For Randi Zuckerberg, the idea of a “well-lopsided” life first occurred to her when she applied to Harvard in high school. She had dropped math and science to pursue musical theater with the dream of performing on Broadway, and while some were skeptical that she didn’t have the academic resume for the elite school, she learned something important during the admissions process: The university looked for two types of candidates—the well-balanced student who was good at everything and the well-lopsided one, who would make class interesting.
“That moment really defined my philosophy for how to live my life—and how a lot of entrepreneurs live their life—which is, if you want to do something in a way that’s excellent and give it your all, you can’t really have a well-balanced life in the moment,” Zuckerberg told WeWork Labs global mentor Dillan DiGiovanni at a recent talk at WeWork Labs in New York City’s WeWork 175 Varick St.
The entrepreneur, investor, and founder and CEO of Zuckerberg Media explained that the lopsided approach to the work-life balance is okay so long as you’re aware of the aspects being neglected and address them in turn. (She expands on this philosophy in her New York Times best-selling book Pick 3: You Can Have It All (Just Not Every Day).)
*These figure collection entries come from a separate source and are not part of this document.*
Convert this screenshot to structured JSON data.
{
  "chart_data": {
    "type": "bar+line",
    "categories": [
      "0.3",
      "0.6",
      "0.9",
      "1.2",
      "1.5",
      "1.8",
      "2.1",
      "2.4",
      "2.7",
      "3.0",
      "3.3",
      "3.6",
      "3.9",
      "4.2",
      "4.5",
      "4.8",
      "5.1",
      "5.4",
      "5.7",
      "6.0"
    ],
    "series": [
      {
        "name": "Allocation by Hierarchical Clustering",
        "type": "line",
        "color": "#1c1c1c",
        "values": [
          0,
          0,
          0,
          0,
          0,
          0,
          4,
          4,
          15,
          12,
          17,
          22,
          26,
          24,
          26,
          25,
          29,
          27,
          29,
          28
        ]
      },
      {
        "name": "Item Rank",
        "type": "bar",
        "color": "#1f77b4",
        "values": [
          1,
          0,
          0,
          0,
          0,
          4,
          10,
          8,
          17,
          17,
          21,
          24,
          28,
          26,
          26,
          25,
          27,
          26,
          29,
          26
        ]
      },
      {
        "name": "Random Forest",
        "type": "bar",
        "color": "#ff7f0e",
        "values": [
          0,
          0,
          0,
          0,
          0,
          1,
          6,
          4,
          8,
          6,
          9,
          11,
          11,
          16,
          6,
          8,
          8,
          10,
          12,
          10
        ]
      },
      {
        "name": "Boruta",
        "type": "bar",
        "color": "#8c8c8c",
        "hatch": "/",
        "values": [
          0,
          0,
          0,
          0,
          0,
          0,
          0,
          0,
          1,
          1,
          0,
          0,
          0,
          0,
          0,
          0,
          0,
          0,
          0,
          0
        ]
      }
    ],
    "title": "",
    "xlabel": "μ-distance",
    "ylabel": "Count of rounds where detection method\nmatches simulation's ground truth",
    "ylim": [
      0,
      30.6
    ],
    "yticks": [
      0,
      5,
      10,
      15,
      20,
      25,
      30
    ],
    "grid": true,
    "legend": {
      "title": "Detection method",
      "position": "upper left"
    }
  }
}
To illustrate her point, Zuckerberg asked the audience to think about their two or three proudest accomplishments. “Did those things happen when you had balance or did you have to go all in?” she asked. “My hypothesis is that most people did not have balance.”
How to pick three
Work. Sleep. Family. Friends. Fitness. These are the five areas of life Zuckerberg identifies in her “pick three” philosophy. She posits that you can choose three different aspects from this list every single day to achieve equilibrium over time.
There are phases in the life cycle when we naturally neglect certain areas, Zuckerberg says, noting that for people raising children, friendship is often the first to go. For women, in particular, this can mean going an entire decade without prioritizing networking, mentorship, and peer support.
“Be conscious about the things that you’re not prioritizing and figure out if there are hacks or ways you can get them in,” says Zuckerberg, a working mom who is currently expecting her third child.
Knowing your team is as important as knowing yourself, Zuckerberg says. As a manager, recognizing that your employees are likely in different life phases is a strong tool. With this awareness, Zuckerberg says you can lead with empathy to prevent burnout and turnover, both common to startup culture, and instead build a company and a team that’s sustainable for the long haul.
To effectively prioritize, Zuckerberg says, learn to say no and “ruthlessly prioritize your own time.” She admits it’s a constant struggle.
Technology often sabotages boundaries. When Zuckerberg realized that some days she was getting more screen time than sleep, she implemented a “digital Shabbat” on Saturdays for her family to literally unplug and recharge. “You train the people in your life to know that you are unreachable,” she says. “It takes time, but no one else is going to set those boundaries for you.”
In training her team not to expect email responses from her on Saturdays, she hopes to set an example. “By modeling the boundaries that I set for myself, hopefully that gives people in the organization permission to set boundaries for themselves, too,” she says.
The side hustle as life’s work
This “lopsided” approach to pursuing goals in both life and work has empowered Zuckerberg to create a multi-faceted career shaped by her passions that she describes as “20 side hustles” rather than one traditional path.
One of her gutsiest moves was stepping away from Silicon Valley and her job as director of market development for Facebook (her younger brother Mark is the founder) in 2014, to take a roll on Broadway in the musical Rock of Ages. “People thought that was the dumbest thing ever!” she recalled with a laugh. But the risk was worth it for the fulfilling experience (“When I flash-forward to the end of my life… that’s what I’ll tell my great-grandchildren about,” she said), and it also paid off as a career move. This season, she’s producing three Broadway shows.
“Give yourself permission to have a lot of interests and be three-dimensional,” said Zuckerberg. “It’s okay to want to succeed in business and also want other things. You don’t have to only have one thing that you want to do with your life.”